= Hainichen concentration camp =

Concentration camp in Nazi Germany

Hainichen concentration camp is a concentration camp at Öderanstrasse in Hainichen, Saxony, formed on April 4, 1933, by order of Amtshauptmann Döbeln. Ortsgruppenleiter Georg "Zuff" Ziegler was the commandant and Friedrich Zill served as his deputy. The guards consisted of SA-Sturm 5/139, later supplemented by SA-Sturmbann II/148 from Colditz. Despite the nomenclature, Hainichen was an early concentration camp for leftist detainees. Its population fluctuated from an initial 50 prisoners to 144 by April 12, then to nearly three hundred before its dissolution on June 13, 1933.

Hainichen prisoners were divided into three arrest categories. These categories depended upon the degree of suspected involvement with leftist political parties. They ranged from non-members, who were supposed to be immediately released, party members, who faced detention for an indefinite period, to party officials, who were considered to be the most serious cases.
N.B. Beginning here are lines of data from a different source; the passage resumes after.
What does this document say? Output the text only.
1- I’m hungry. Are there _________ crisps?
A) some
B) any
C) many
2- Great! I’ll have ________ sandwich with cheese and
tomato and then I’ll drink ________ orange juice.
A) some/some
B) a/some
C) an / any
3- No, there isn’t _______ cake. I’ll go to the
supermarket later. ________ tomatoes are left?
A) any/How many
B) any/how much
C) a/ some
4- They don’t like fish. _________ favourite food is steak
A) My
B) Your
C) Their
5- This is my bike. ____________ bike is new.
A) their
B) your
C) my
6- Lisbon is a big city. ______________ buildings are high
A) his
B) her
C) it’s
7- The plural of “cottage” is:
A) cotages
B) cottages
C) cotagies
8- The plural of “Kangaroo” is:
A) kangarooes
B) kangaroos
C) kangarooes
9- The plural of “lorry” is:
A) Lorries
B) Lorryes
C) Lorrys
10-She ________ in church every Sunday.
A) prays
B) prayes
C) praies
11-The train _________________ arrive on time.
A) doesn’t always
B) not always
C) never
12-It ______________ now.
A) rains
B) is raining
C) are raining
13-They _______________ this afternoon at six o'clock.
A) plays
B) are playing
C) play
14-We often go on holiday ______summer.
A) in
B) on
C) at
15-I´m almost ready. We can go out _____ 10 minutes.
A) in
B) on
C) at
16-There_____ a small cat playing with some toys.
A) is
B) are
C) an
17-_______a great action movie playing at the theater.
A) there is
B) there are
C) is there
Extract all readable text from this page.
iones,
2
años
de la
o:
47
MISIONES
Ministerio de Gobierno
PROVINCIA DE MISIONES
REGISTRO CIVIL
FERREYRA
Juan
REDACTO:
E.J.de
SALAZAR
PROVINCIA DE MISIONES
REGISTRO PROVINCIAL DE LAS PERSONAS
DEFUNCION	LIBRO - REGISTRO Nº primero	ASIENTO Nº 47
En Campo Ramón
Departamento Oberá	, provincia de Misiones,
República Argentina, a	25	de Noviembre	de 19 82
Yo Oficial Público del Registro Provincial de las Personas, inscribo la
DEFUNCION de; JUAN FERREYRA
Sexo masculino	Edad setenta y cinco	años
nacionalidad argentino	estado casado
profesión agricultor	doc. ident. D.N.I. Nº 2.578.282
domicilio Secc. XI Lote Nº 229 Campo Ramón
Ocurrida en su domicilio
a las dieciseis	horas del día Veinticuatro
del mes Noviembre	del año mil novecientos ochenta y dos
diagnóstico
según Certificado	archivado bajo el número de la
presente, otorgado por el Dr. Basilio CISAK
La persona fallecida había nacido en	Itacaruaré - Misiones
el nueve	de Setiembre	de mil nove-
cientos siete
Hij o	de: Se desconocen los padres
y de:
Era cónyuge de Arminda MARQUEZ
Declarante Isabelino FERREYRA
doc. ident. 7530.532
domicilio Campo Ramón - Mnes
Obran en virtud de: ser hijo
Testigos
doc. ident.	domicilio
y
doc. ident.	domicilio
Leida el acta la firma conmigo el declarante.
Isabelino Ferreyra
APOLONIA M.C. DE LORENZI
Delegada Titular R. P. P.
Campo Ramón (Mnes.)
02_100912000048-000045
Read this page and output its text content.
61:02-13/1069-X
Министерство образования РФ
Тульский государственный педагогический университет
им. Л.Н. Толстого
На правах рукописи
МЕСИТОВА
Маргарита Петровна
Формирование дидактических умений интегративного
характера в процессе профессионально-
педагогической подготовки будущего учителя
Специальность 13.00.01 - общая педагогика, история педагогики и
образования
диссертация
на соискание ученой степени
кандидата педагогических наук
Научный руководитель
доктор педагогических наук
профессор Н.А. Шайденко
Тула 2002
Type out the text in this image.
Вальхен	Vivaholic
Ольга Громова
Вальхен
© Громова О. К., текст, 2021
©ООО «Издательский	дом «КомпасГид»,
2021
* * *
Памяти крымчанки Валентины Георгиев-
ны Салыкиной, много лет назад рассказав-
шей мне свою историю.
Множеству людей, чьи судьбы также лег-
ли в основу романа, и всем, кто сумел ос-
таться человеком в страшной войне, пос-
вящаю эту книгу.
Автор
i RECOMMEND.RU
Although the SA occupied a community center, the prisoners were made to sleep on a garbage heap. After Hainichen's closure, the detainees were dispatched to early concentration camps at Colditz Castle and Sachsenburg. No additional information has emerged so far about Hainichen, for which further research is needed.

==Notes==
This article incorporates text from the United States Holocaust Memorial Museum, and has been released under the GFDL.
During World War II, a subcamp of Flossenburg concentration camp was located here, housing female prisoners working for the Framo enterprise.